By JESSE LEAVENWORTH, email@example.com
The Hartford Courant
5:22 PM EDT, August 3, 2011
One year ago, Enfield police Officer William Vieweg was standing beside a golf cart outside Hartford Distributors Inc. looking at what he thought was a dead man in the driver's seat.
Vieweg had been working a regional truck enforcement detail nearby and was one of the first officers on the scene. Told just after arriving at HDI that there was a gunman on the loose, the 26-year veteran was preparing to enter the building with other officers when he heard a moan from the man slumped over the golf cart's steering wheel. Shot three times, HDI employee Jerome Rosenstein was still alive.
Vieweg grabbed Rosenstein, pulled him to the ground and dragged him by his belt across the parking lot to safety.
On Wednesday, Rosenstein addressed a silent crowd at the dedication of a memorial honoring the eight men who were killed on Aug. 3, 2010, by HDI truck driver Omar Thornton.
PHOTOS: Hartford Distributors Memorial
"We took a sucker punch to our very soul and it knocked us to our knees," he said.
HDI workers "may have been bent, but we were never broken," Rosenstein said. "We took back our company."
He and other speakers addressed family, friends, co-workers and emergency responders to mark the dedication of a memorial garden with eight stainless steel pillars. Connected by steel ribbons that curve over the tops, the pillars were inscribed with quotes, poems or biographical sketches of the HDI workers who were gunned down by Thornton, who killed himself as police closed in.
Manchester Mayor Lou Spadaccini contrasted the peaceful ceremony Wednesday with the scene he witnessed that summer morning last year. Arriving shortly after the shooting ended, Spadaccini said that he had to "take my eyes away for a moment from the terrible suffering all around me" and stare into the green woods on the beer distributor's grounds, the same stand of woods that now surrounds the sun-speckled memorial garden.
"It is our hope," Spadaccini told the crowd, "that you will find some measure of peace in these surroundings."
The speakers at the dedication, including Gov. Dannel P. Malloy and U.S. Sen. Richard Blumenthal, did not mention Thornton's name. They spoke instead of the eight victims — Edwin Kennison, Louis Felder, William Ackerman, Bryan Cirigliano, Francis Fazio Sr., Douglas Scruton, Victor James and Craig Pepin.
Malloy said the memorial was about the men's lives, not their deaths. He thanked all those involved in funding and building the memorial.
Over several months, the Rotary Club of Manchester gathered money and promises of material and labor. The final price tag for the memorial garden was $57,118, organizer Dave Skoczulek said Wednesday. Any money raised beyond that amount will be donated to the victims' familes, Skoczulek said. The project came in significantly under the $70,000 estimate, he said, in part because more material and labor was donated than organizers originally had figured.
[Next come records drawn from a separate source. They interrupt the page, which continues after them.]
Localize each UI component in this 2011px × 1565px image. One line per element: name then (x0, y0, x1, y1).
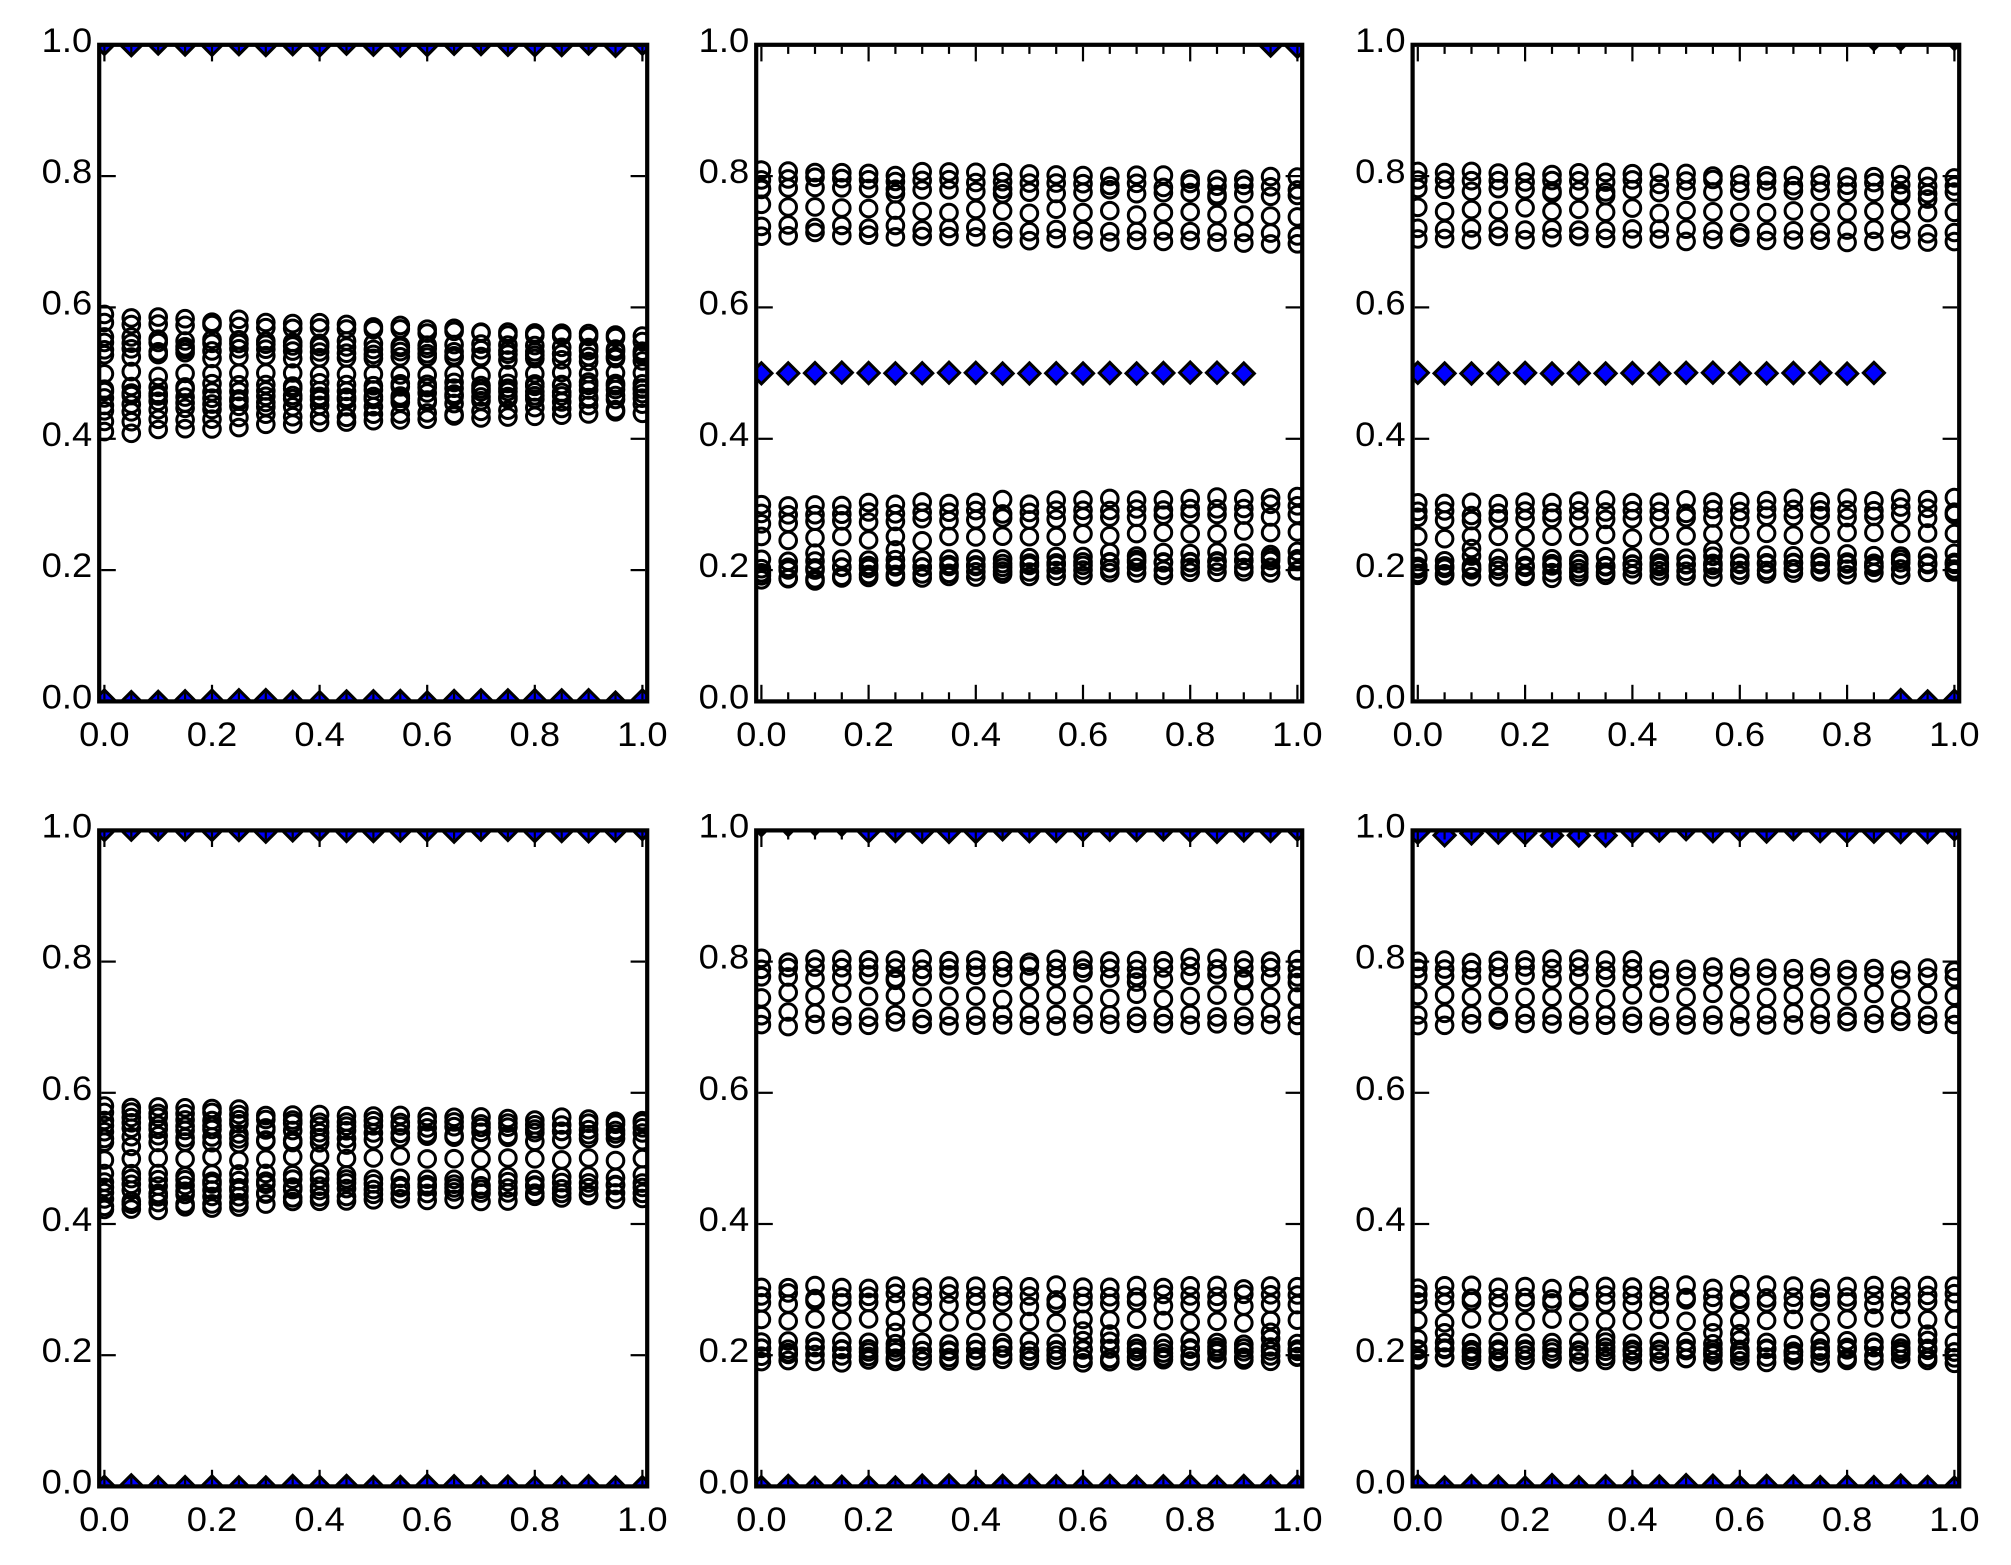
svg-text:0.0: 0.0 (736, 1501, 787, 1539)
svg-text:0.8: 0.8 (1165, 716, 1216, 754)
svg-text:0.8: 0.8 (1165, 1501, 1216, 1539)
svg-text:0.6: 0.6 (42, 284, 93, 322)
svg-text:0.2: 0.2 (187, 716, 238, 754)
svg-text:0.6: 0.6 (1715, 1501, 1766, 1539)
svg-text:0.2: 0.2 (1500, 716, 1551, 754)
svg-text:0.8: 0.8 (1355, 153, 1406, 191)
svg-text:0.8: 0.8 (699, 153, 750, 191)
svg-text:0.2: 0.2 (1355, 1332, 1406, 1370)
svg-text:0.8: 0.8 (699, 939, 750, 977)
svg-text:0.4: 0.4 (1355, 416, 1406, 454)
svg-text:0.0: 0.0 (699, 678, 750, 716)
svg-text:0.6: 0.6 (699, 1070, 750, 1108)
svg-text:0.8: 0.8 (42, 153, 93, 191)
svg-text:0.0: 0.0 (1355, 1463, 1406, 1501)
svg-text:1.0: 1.0 (1929, 716, 1980, 754)
svg-text:1.0: 1.0 (42, 22, 93, 60)
svg-text:0.4: 0.4 (1355, 1201, 1406, 1239)
svg-text:0.8: 0.8 (510, 1501, 561, 1539)
svg-text:0.2: 0.2 (843, 1501, 894, 1539)
svg-text:0.8: 0.8 (42, 939, 93, 977)
svg-text:1.0: 1.0 (1272, 716, 1323, 754)
svg-text:0.8: 0.8 (1355, 939, 1406, 977)
svg-text:1.0: 1.0 (1929, 1501, 1980, 1539)
svg-text:0.0: 0.0 (1355, 678, 1406, 716)
svg-text:0.2: 0.2 (42, 1332, 93, 1370)
svg-text:0.4: 0.4 (294, 716, 345, 754)
svg-text:0.6: 0.6 (1058, 716, 1109, 754)
svg-text:0.6: 0.6 (402, 716, 453, 754)
svg-text:0.4: 0.4 (951, 1501, 1002, 1539)
svg-text:0.2: 0.2 (699, 1332, 750, 1370)
svg-text:0.6: 0.6 (42, 1070, 93, 1108)
svg-text:0.2: 0.2 (843, 716, 894, 754)
svg-text:0.4: 0.4 (1607, 716, 1658, 754)
svg-text:0.2: 0.2 (187, 1501, 238, 1539)
svg-text:0.0: 0.0 (699, 1463, 750, 1501)
svg-text:1.0: 1.0 (617, 716, 668, 754)
svg-text:1.0: 1.0 (1355, 807, 1406, 845)
svg-text:0.0: 0.0 (42, 1463, 93, 1501)
svg-text:0.0: 0.0 (79, 1501, 130, 1539)
svg-text:0.2: 0.2 (699, 547, 750, 585)
svg-text:0.6: 0.6 (1715, 716, 1766, 754)
svg-text:0.4: 0.4 (951, 716, 1002, 754)
svg-text:0.0: 0.0 (1393, 716, 1444, 754)
svg-text:0.4: 0.4 (294, 1501, 345, 1539)
svg-text:0.2: 0.2 (1500, 1501, 1551, 1539)
svg-text:1.0: 1.0 (42, 807, 93, 845)
svg-text:0.6: 0.6 (699, 284, 750, 322)
svg-text:1.0: 1.0 (617, 1501, 668, 1539)
svg-text:1.0: 1.0 (1355, 22, 1406, 60)
svg-text:0.4: 0.4 (42, 1201, 93, 1239)
svg-text:1.0: 1.0 (1272, 1501, 1323, 1539)
svg-text:0.8: 0.8 (510, 716, 561, 754)
svg-text:0.8: 0.8 (1822, 716, 1873, 754)
svg-text:1.0: 1.0 (699, 22, 750, 60)
svg-text:0.6: 0.6 (1355, 284, 1406, 322)
svg-text:0.8: 0.8 (1822, 1501, 1873, 1539)
svg-text:1.0: 1.0 (699, 807, 750, 845)
svg-text:0.4: 0.4 (699, 416, 750, 454)
svg-text:0.2: 0.2 (1355, 547, 1406, 585)
svg-text:0.0: 0.0 (79, 716, 130, 754)
svg-text:0.6: 0.6 (1058, 1501, 1109, 1539)
svg-text:0.0: 0.0 (42, 678, 93, 716)
svg-text:0.6: 0.6 (402, 1501, 453, 1539)
svg-text:0.2: 0.2 (42, 547, 93, 585)
svg-text:0.0: 0.0 (736, 716, 787, 754)
svg-text:0.4: 0.4 (699, 1201, 750, 1239)
svg-text:0.4: 0.4 (1607, 1501, 1658, 1539)
svg-text:0.0: 0.0 (1393, 1501, 1444, 1539)
svg-text:0.6: 0.6 (1355, 1070, 1406, 1108)
svg-text:0.4: 0.4 (42, 416, 93, 454)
The memorial garden also includes granite benches, a crushed stone path and a landscape of perennials and shrubs. At the entrance is a black tablet that says, in part, "If tears could build a stairway/And memories were a lane/We would walk all the way to heaven/To bring you back again."
Jerome Rosenstein's son, Michael Rosenstein, said before the ceremony that his father continues to recover. Asked what he thought of the memorial, Michael Rosenstein said, "I think it's beautiful and it's a great tribute to dedicate and remember all of the fallen employees of this terrible tragedy."
HDI President and CEO Ross Hollander told the crowd that the memorial is a serene setting that is "always here when we need a moment of peace."
Near the end of the ceremony, family members released eight white doves, which circled in the sky for about a minute in a tight group before flying off together. White doves were significant to Bryan Cirigliano's family and to HDI union representative Christopher Roos. Both related stories about white doves visiting their families for eight straight days after the shootings, and both felt that the doves represented the souls of the slain workers.
The ceremony closed with a lone bagpiper playing "Amazing Grace."
These are some of the inscriptions on the pillars, which also include sealed time capsules to hold family mementos:
Edwin Kennison: "Daddy, I'll always be your little girl, my love for you will never part. For you reside with Jesus now and forever in my heart. Love always, Ashley."
William Ackerman: "Sweet William. The special guy — special blue eyes — our hearts will always ache."
Douglas Scruton: "He was a hard worker, loving husband, brother, uncle, a loyal friend, and sports fan and loved nature and traveling. You could always count on Doug to be there when you needed him."
Victor James: "G" "He had such a zest for life and that made you want to be around him. The memory of his love will always surround us."
Louis Felder: "A mind of wisdom … A spirit of a fighter ... A heart of compassion … From strength came sweetness."
Bryan Cirigliano: "The love of a family is life's greatest blessing."
Fran J. Fazio Sr. "I'd like the memory of me to be a happy one. I'd like to leave an afterglow of smiles when life is done."
Craig Pepin: "Pep was one of a kind. He was an amazing and loving dad, and an incredible and thoughtful Husband."